Żarł ten lek ładnie przez przepisowe 5 dni, kupalki były podręcznikowe, już poczułam się szczęśliwa. Kurację skończyliśmy wczoraj. Dzisiaj po przyjściu do domu znalazłam dowód rzeczowy - w łazience, za kibelkiem

Brzydki dowód rzeczowy. Mam go w tej chwili w słoiku
Problem sikania na szczęście rozwiązał się sam - uprzytomniłam sobie, że jakiś czas temu zaczęłam stosować w kuwecie lawendowy odkażacz (do tej pory miałam bezzapachowy). Odstawiłam perfumowane świństwo - i rudy kot znowu trafia tam, gdzie trzeba.
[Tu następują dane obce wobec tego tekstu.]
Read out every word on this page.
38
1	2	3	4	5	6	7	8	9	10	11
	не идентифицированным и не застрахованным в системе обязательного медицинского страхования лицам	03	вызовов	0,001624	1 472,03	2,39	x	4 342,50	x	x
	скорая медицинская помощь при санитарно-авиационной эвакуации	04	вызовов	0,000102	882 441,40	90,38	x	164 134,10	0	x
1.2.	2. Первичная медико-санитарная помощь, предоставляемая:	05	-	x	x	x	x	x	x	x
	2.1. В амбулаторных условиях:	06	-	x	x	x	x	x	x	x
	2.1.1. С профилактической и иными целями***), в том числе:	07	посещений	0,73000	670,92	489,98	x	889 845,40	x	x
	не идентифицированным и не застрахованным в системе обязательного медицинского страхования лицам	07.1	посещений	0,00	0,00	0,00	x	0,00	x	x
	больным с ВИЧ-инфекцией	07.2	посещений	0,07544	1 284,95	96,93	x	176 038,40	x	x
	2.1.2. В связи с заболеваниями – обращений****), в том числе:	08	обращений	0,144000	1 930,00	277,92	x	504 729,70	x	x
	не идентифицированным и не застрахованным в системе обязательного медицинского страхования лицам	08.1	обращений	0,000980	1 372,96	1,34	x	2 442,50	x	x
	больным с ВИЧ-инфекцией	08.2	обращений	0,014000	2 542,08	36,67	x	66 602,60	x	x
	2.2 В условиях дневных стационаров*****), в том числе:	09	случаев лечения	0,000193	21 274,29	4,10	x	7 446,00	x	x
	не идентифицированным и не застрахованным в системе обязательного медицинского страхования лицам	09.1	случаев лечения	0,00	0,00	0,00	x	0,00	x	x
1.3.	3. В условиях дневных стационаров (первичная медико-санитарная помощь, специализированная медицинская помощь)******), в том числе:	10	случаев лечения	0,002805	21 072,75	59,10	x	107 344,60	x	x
Wrażliwiec jeden
Pozostałe kociarstwo w świetnej formie.
Blusia pobija rekordy przylepkowatości, śpi już z nami w nocy, okupuje moje kolana, gada ze mną. Rano krzyczy, że jest strrrasznie głodnym kotkiem

Ale z miseczki poje tylko troszkę, potem odchodzi i po jakimś czasie wraca, żeby pojeść jeszcze. Skończyły się te napady żarcia-ile-wlezie-albo-i-ponad-to-dopóki-jeszcze-coś-w-misce-zostało.
Inka nadal na jej widok strzela mega focha, ale powolutku, małymi kroczkami idziemy chyba do przodu.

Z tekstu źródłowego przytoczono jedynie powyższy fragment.